Usar a música para se referir ao inexprimível-por-palavras é uma saída elegante para um escritor. Falar de música na literatura é como falar das partículas subatômicas. Nunca podemos descrever de fato o que são e o que fazem, apenas as sensações indiretas que produzem em nós. 

E onde entra o Horror em tudo isso? 

Comparando essas duas citações percebemos que ambas exprimem um sentimento muito parecido. Comparando a obra de Lovecraft com a de Borges, vemos que o Horror aparece na primeira, mas não na segunda.

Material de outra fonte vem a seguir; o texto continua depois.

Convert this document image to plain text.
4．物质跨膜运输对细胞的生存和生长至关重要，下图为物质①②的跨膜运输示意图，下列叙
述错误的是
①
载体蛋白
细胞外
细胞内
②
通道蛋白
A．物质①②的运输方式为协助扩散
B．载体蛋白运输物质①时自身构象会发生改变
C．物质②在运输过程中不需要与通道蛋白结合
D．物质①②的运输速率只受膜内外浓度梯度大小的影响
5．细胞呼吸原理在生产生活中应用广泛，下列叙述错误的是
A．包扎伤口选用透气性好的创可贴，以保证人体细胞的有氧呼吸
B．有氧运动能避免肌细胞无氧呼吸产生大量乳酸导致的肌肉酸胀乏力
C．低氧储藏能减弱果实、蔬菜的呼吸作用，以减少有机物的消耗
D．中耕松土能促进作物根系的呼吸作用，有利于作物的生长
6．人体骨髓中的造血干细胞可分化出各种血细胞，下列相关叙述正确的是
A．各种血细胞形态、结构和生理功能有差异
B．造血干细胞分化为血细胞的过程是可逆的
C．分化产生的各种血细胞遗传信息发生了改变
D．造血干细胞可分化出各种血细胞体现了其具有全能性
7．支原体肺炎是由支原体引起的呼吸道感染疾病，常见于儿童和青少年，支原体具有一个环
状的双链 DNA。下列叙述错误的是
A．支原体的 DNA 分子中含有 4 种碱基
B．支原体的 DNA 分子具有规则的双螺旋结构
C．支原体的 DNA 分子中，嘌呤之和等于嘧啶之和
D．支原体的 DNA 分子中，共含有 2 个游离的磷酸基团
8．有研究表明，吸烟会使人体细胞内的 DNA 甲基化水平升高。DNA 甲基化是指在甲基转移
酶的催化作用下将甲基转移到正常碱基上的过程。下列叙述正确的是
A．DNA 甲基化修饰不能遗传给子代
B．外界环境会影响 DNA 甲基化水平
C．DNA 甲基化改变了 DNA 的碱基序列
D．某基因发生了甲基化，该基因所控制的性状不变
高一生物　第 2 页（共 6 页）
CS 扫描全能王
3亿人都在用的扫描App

Eu diria que o Horror nasce da conjunção entre o sentimento do Sublime descrito acima e uma ativa percepção da presença do Mal no Universo, algo que a obra de Lovecraft reitera sem parar. Poucos contos de Borges se destinam a reproduzir essa sensação, e o mais notável é justamente seu assumido pastiche lovecraftiano, “There Are More Things” (em O Livro de Areia).

Borges era um sujeito em paz com o Universo. Lovecraft não. Lovecraft tinha a sensação (que é pessoal, intransferível, como toda visão estética) de que o Universo era basicamente um lugar frio, indiferente, capaz de esmagar seres insignificantes como nós. Para ele, existe um Mal atuante e poderoso em nosso Universo, mesmo que ele desdenhe ou ignore nossa presença. Esse sentimento é estranho a Borges.

Lovecraft experimentava aquela sensação que o crítico John Clute chama de “wrongness”, aquela sensação que Carlos Drummond exprimia, em “Campo de Flores” (em Claro Enigma, 1951):

(...) e cansado de mim julgava que era o mundo
um vácuo atormentado, um sistema de erros.

Lovecraft era provavelmente um indivíduo com a mesma percepção do Sublime que a gente encontra em Borges e em Drummond, mas por questões pessoais, emotivas, biográficas, questões ligadas a sua formação como leitor, ele percebia o Cosmos como algo fundamentalmente errado, tormentoso, indiferentemente mau. E é essa combinação única de percepções que faz com que todo grande autor produza uma obra única, pessoal e intransferível.